Investigating the Effect of CEACAM6-Mediated Targeted Therapy on the Morphology and Cell Viability of Pancreatic Cancer Cells

Abstract

Pancreatic cancer (PC) is a highly aggressive malignancy with limited treatment options and poor prognosis. Carcinoembryonic antigen-related cell adhesion molecule 6 (CEACAM6) protein is abundantly expressed in PC cells and has been linked to tumor growth and metastasis. This research intends to provide insights into the cytotoxic effect of the CEACAM6-mediated targeted therapy using anti-CEACAM6 heavy-chain antibody (HCAb) and secondary-ADC (2oAb-MMAE) by distinguishing the morphological changes and examining the viability of PC cell line AsPC-1 using MTT assay.
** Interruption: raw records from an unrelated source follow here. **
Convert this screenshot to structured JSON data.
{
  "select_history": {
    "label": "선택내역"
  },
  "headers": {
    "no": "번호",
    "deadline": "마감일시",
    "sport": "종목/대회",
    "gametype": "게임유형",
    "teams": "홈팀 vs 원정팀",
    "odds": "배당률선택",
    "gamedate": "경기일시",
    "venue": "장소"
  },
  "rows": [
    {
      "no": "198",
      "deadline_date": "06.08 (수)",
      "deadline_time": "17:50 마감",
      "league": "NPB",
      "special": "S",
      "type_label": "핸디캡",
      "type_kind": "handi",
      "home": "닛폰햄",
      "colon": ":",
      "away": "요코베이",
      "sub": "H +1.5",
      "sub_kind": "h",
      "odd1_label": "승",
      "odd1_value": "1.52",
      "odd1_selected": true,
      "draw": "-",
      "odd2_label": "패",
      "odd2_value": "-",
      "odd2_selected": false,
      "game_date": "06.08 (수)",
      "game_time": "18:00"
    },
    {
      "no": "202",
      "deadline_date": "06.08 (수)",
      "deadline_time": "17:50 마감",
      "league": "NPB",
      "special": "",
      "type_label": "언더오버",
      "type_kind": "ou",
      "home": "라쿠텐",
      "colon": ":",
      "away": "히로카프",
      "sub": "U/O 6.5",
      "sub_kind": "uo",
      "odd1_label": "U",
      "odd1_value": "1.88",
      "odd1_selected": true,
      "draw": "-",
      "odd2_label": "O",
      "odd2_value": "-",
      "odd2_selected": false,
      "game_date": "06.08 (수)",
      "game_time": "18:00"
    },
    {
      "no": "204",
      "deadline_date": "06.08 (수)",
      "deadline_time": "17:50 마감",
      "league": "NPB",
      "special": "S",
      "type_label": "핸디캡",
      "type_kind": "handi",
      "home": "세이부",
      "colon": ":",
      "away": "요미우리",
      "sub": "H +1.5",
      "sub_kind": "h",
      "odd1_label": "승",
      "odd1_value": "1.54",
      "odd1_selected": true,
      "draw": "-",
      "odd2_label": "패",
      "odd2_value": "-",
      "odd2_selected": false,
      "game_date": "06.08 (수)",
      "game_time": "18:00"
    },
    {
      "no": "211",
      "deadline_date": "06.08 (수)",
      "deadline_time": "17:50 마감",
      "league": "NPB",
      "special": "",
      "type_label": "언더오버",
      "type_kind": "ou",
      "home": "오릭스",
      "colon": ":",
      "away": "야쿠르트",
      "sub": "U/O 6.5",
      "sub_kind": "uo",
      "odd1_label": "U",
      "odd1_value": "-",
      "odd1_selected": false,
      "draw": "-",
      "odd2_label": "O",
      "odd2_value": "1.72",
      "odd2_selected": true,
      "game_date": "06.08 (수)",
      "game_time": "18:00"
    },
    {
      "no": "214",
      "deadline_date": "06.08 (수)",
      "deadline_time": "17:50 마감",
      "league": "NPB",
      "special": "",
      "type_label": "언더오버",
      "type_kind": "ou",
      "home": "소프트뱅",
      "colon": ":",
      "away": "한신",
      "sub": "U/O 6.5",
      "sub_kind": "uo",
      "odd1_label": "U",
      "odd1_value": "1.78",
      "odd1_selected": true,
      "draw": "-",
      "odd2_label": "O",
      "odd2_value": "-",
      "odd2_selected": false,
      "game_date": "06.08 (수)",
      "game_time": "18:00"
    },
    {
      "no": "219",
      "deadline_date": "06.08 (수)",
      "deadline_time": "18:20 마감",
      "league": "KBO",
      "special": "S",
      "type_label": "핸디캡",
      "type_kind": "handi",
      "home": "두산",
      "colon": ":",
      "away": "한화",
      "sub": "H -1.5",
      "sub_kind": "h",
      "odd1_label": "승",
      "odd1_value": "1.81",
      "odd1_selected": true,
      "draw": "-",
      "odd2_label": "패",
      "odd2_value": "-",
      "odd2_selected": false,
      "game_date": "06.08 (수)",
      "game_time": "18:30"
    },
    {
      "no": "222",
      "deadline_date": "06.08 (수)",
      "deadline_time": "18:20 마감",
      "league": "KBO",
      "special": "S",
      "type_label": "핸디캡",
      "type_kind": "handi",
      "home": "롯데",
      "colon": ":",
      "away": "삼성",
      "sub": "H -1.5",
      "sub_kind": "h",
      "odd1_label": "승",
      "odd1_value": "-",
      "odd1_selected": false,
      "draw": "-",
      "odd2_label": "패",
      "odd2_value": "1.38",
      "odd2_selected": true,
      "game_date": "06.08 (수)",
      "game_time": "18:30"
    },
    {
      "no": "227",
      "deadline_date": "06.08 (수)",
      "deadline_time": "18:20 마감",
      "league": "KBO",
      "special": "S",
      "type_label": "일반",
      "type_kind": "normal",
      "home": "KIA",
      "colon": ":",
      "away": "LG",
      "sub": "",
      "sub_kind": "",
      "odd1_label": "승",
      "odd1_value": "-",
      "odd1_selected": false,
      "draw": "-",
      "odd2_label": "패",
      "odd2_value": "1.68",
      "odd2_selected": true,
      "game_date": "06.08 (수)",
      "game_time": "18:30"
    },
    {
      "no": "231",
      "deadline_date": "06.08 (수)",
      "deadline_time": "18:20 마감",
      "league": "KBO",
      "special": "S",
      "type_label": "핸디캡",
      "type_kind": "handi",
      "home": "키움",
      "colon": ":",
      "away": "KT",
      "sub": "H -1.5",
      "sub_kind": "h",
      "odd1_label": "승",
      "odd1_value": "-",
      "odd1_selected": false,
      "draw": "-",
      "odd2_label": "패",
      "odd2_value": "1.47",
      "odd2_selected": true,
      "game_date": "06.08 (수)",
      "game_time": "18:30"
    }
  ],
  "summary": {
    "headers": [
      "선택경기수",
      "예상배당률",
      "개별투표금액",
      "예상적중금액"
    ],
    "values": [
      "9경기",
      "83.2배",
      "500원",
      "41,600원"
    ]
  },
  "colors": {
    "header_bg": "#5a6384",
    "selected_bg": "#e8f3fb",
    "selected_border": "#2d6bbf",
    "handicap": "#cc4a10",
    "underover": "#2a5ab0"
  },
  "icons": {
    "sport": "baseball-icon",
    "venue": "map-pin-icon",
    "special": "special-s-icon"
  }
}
Based on the result, it can be deduced that the HCAb successfully internalized the 2oAb-MMAE as it showed dose-dependent killing effects denoted by cell shrinkage, cell blebbing, and fragmentation into membrane-bound apoptotic bodies. The concentrations of HCAb (0.001, 0.01, 0.1, 1, 10, and 20 nM) resulted in 0.41 ± 0.11, 0.67 ± 0.06, 0.63 ± 0.07, 0.32 ± 0.10, 0.22 ± 0.04, and 0.23 ± 0.03% viable cells, respectively. The half maximal inhibitory concentration (IC50) of HCAb/2oAb-MMAE was determined to be approximately 0.57 nM, following 96 hrs of drug exposure. An anomaly outcome with an unknown fault was detected at 0.001 nM HCAb. Anti-CEACAM6 HCAb can nevertheless represent a feasible therapeutic strategy for targeted therapy in PC. Further investigations are needed to rectify the deviation and refrain from misleading conclusions by the replication of the MTT assay.